Seeds of Empire: Cotton, Slavery, and the Transformation of the Texas Borderlands, 1800-1850
University of North Carolina Press, 2015
Available from: UNC Press | Amazon | Barnes and Noble

By the late 1810s, a global revolution in cotton had remade the U.S.-Mexico border, bringing wealth and waves of Americans to the Gulf Coast while also devastating the lives and villages of Mexicans in Texas. In response, Mexico threw open its northern territories to American farmers in hopes that cotton could bring prosperity to the region. Thousands of Anglo-Americans poured into Texas, but their insistence that slavery accompany them sparked pitched battles across Mexico. An extraordinary alliance of Anglos and Mexicans in Texas came together to defend slavery against abolitionists in the Mexican government, beginning a series of fights that culminated in the Texas Revolution. In the aftermath, Anglo-Americans rebuilt the Texas borderlands into the most unlikely creation: the first fully committed slaveholders’ republic in North America.

Seeds of Empire tells the remarkable story of how the cotton revolution of the early nineteenth century transformed northeastern Mexico into the western edge of the United States, and how the rise and spectacular collapse of the Republic of Texas as a nation built on cotton and slavery proved to be a blueprint for the Confederacy of the 1860s.
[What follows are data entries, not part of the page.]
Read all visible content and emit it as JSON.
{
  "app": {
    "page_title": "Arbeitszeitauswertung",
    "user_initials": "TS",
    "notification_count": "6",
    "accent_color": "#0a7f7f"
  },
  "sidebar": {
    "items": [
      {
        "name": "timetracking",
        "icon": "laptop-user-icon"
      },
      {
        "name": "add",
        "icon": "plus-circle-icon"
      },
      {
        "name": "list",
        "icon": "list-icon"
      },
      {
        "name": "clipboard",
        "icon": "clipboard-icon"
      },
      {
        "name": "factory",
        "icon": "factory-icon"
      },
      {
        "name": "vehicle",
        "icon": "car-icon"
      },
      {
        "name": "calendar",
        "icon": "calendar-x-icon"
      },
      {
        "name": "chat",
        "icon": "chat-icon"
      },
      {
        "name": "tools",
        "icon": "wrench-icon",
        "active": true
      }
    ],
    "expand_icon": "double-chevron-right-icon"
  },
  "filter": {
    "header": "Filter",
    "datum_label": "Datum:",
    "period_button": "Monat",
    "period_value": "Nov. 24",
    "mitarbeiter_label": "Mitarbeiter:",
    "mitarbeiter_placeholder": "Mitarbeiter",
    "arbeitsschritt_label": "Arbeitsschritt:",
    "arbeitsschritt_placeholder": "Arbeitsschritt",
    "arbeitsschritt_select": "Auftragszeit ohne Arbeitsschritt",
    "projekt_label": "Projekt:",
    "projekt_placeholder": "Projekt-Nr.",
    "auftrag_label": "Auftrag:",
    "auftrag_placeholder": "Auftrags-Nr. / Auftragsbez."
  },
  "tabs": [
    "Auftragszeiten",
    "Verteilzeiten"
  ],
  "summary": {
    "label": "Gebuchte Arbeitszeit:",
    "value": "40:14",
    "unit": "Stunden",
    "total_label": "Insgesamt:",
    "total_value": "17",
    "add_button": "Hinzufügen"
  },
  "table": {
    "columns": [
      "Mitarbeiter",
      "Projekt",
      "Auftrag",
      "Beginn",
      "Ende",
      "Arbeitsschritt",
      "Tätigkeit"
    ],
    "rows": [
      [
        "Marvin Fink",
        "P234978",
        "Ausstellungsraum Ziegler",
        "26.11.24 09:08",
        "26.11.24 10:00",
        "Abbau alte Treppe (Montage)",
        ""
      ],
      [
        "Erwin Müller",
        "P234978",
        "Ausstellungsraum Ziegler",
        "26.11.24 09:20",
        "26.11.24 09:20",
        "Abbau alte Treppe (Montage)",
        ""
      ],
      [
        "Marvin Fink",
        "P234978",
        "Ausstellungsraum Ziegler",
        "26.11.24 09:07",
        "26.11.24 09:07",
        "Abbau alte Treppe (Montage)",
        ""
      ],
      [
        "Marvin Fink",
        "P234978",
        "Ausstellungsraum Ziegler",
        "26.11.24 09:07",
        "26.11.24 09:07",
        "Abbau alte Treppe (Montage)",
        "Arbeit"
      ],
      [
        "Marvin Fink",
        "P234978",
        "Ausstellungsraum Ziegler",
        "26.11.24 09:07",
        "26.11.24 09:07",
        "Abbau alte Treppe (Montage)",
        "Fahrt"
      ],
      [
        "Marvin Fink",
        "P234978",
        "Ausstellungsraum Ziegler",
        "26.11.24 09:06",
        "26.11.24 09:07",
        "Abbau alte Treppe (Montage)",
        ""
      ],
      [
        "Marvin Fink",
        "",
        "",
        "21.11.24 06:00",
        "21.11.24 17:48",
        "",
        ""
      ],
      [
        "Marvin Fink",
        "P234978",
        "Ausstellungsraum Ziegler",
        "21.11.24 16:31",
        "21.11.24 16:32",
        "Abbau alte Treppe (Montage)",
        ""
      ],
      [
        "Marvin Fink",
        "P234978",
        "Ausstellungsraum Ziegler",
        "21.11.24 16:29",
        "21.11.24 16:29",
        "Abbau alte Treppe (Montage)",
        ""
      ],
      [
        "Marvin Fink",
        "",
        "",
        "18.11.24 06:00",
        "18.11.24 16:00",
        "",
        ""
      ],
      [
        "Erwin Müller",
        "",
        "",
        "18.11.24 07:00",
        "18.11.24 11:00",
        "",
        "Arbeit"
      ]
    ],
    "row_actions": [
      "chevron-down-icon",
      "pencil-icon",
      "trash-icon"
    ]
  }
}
  • David J. Weber-Clements Center Prize for Best Non-Fiction Book on Southwestern America, Western History Association.
  • William M. LeoGrande Prize for Best Book on U.S.-Latin American relations, Center for Latin American and Latino Studies, American University.
  • Ramirez Family Award for Most Significant Scholarly Book, Texas Institute of Letters.
  • Honorable Mention, Frederick Jackson Turner Award, Organization of American Historians.
  • Coral Horton Tullis Memorial Prize for Best Book on Texas History, Texas State Historical Association.
  • Kate Broocks Bates Award for Historical Research, Texas State Historical Association.
  • Ottis G. Lock Prize for Best Book of the Year, East Texas Historical Association.
  • Summerfield G. Roberts Award, Sons of the Republic of Texas.
  • Honorable Mention, Deep South Book Prize, Summersell Center for the Study of the South, University of Alabama.
  • Foster Memorial Award for Literature, Brazoria County Historical Museum.
  • Best Book Award, Texas Old Missions and Forts Restoration Association.
  • Publication Award, San Antonio Conservation Society Foundation.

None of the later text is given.